The stunt was so insane that CNN’s Chris Cillizza filed a story about it called, “The 42 craziest quotes from Sam Nunberg’s absolutely bonkers CNN interviews.”

“I’m gonna be the first one in history to say, ‘I’m not going,’” he had said, along with, “I think it would be really, really funny if they wanted to arrest me because I don’t want to spend 80 hours going over emails I had with Steve Bannon and Roger Stone.”

But someone clearly must have had a long talk with him during the week, because Nunberg ended up spending more than six hours testifying before the grand jury on Friday. Hours later, he sat down with ABC News reporter Tara Palmeri and made more eyebrow–raising statements, including the claim that he never worked with “anybody that was unethical” while on Team Trump.

(Reminder: Mueller has brought more than 100 criminal charges against 19 people since his special counsel investigation began in May 2017.)

Nunberg also claimed that he had outsmarted the entire nation because Monday’s meltdown supposedly was all an act (emphasis mine): “People say I had a meltdown on TV—I melted TV down that day. I wanted to show what this independent counsel, this independent investigation does to people like me.”
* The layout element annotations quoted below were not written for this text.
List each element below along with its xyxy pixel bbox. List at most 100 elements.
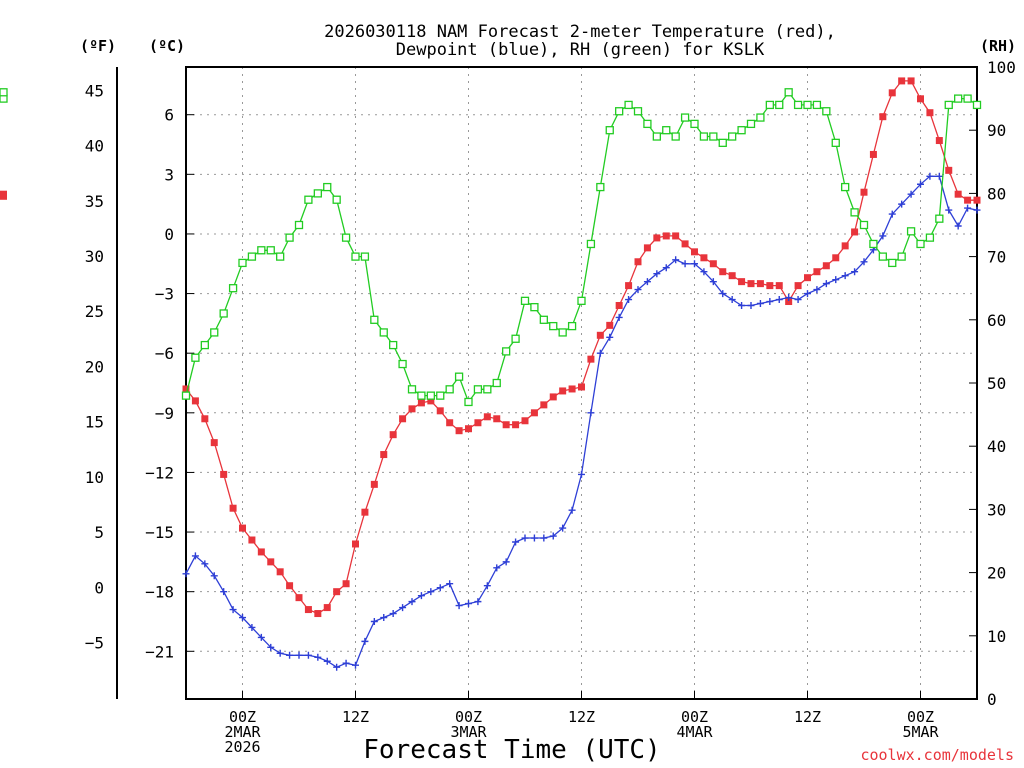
temperature-point	[493, 415, 501, 423]
relative-humidity-point	[596, 182, 605, 192]
relative-humidity-point	[539, 315, 548, 324]
relative-humidity-point	[341, 233, 351, 242]
relative-humidity-point	[850, 208, 859, 217]
temperature-point	[549, 393, 557, 401]
dewpoint-point	[691, 260, 698, 268]
relative-humidity-point	[567, 321, 577, 331]
dewpoint-point	[804, 290, 811, 298]
relative-humidity-point	[304, 195, 313, 204]
celsius-tick-label: −6	[155, 344, 174, 363]
temperature-point	[521, 417, 529, 425]
relative-humidity-point	[549, 321, 558, 331]
relative-humidity-point	[652, 132, 661, 141]
dewpoint-point	[210, 572, 218, 580]
relative-humidity-point	[238, 258, 247, 268]
temperature-point	[681, 240, 689, 248]
temperature-point	[578, 383, 585, 391]
temperature-point	[898, 77, 906, 85]
temperature-point	[794, 282, 802, 290]
temperature-point	[239, 524, 246, 532]
temperature-point	[728, 272, 736, 280]
temperature-point	[879, 113, 887, 121]
dewpoint-point	[483, 582, 491, 590]
relative-humidity-point	[247, 252, 257, 261]
fahrenheit-tick-label: 5	[94, 523, 104, 542]
relative-humidity-point	[935, 214, 944, 223]
relative-humidity-point	[558, 328, 567, 337]
temperature-point	[672, 232, 680, 240]
relative-humidity-point	[464, 397, 473, 407]
temperature-point	[333, 588, 341, 596]
dewpoint-point	[549, 532, 557, 540]
rh-tick-label: 10	[987, 627, 1006, 646]
relative-humidity-point	[605, 126, 614, 135]
dewpoint-point	[502, 558, 510, 566]
temperature-point	[210, 439, 218, 447]
temperature-point	[738, 278, 746, 286]
temperature-point	[314, 610, 322, 618]
temperature-point	[361, 508, 369, 516]
temperature-point	[691, 248, 698, 256]
time-tick-label: 2MAR	[224, 723, 261, 741]
celsius-tick-label: −12	[145, 463, 174, 482]
relative-humidity-point	[793, 100, 803, 110]
relative-humidity-point	[228, 284, 238, 293]
dewpoint-point	[625, 296, 633, 304]
celsius-tick-label: −9	[155, 404, 174, 423]
dewpoint-point	[879, 232, 887, 240]
temperature-point	[399, 415, 407, 423]
dewpoint-point	[474, 598, 482, 606]
dewpoint-point	[512, 538, 520, 546]
relative-humidity-point	[436, 391, 445, 400]
fahrenheit-tick-label: 20	[85, 357, 104, 376]
temperature-point	[568, 385, 576, 393]
fahrenheit-ticks: −5 0 5 10 15 20 25 30 35 40 45	[85, 81, 104, 652]
dewpoint-point	[973, 206, 981, 214]
temperature-point	[257, 548, 265, 556]
temperature-point	[643, 244, 651, 252]
fahrenheit-tick-label: 35	[85, 192, 104, 211]
dewpoint-point	[380, 614, 388, 622]
rh-tick-label: 90	[987, 121, 1006, 140]
dewpoint-point	[220, 588, 228, 596]
series-group	[0, 77, 982, 671]
rh-tick-label: 40	[987, 437, 1006, 456]
dewpoint-point	[653, 270, 661, 278]
dewpoint-point	[728, 296, 736, 304]
temperature-point	[408, 405, 416, 413]
relative-humidity-point	[276, 252, 285, 261]
dewpoint-point	[267, 643, 275, 651]
relative-humidity-point	[944, 100, 953, 110]
relative-humidity-point	[492, 378, 501, 388]
relative-humidity-point	[963, 94, 972, 103]
dewpoint-point	[907, 190, 915, 198]
dewpoint-point	[888, 210, 896, 218]
relative-humidity-point	[916, 239, 925, 249]
relative-humidity-point	[313, 189, 322, 198]
dewpoint-point	[813, 286, 821, 294]
temperature-point	[945, 166, 953, 174]
relative-humidity-point	[407, 385, 417, 394]
relative-humidity-point	[841, 182, 850, 192]
relative-humidity-point	[502, 347, 511, 356]
fahrenheit-tick-label: −5	[85, 633, 104, 652]
relative-humidity-point	[360, 252, 370, 261]
dewpoint-point	[182, 570, 190, 578]
temperature-point	[389, 431, 397, 439]
rh-tick-label: 60	[987, 311, 1006, 330]
dewpoint-point	[945, 206, 953, 214]
dewpoint-point	[323, 657, 331, 665]
relative-humidity-point	[671, 132, 680, 141]
dewpoint-point	[540, 534, 548, 542]
relative-humidity-point	[219, 309, 228, 318]
dewpoint-point	[399, 604, 407, 612]
dewpoint-point	[436, 584, 444, 592]
dewpoint-point	[832, 276, 840, 284]
rh-tick-label: 0	[987, 690, 997, 709]
temperature-point	[700, 254, 708, 262]
dewpoint-point	[615, 313, 623, 321]
dewpoint-point	[672, 256, 680, 264]
relative-humidity-point	[784, 88, 793, 97]
temperature-point	[427, 397, 435, 405]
As a refresher, here’s a sample of Nunberg’s performance on Monday:

In the interview aired Saturday morning, Nunberg claimed, “I was going to always comply with arriving today. I’m an attorney. That’s the first thing. And this is my duty as an American to do this, whether I like it or not.”

Nunberg also reversed his previous claim that Mueller’s investigation is a “witch hunt,” a statement that President Trump often likes to repeat. “The president’s right, it’s a witch hunt,” he had said last Monday. In this weekend’s ABC interview, Nunberg said: “No, I don’t think it’s a witch hunt…There’s a lot of ‘there’ there. And that’s a sad truth. And I don’t believe it leads to the president.” Of course not.

Several reports have noted that Nunberg likely isn’t done testifying. Let’s hope he at least gets his story straight while under oath.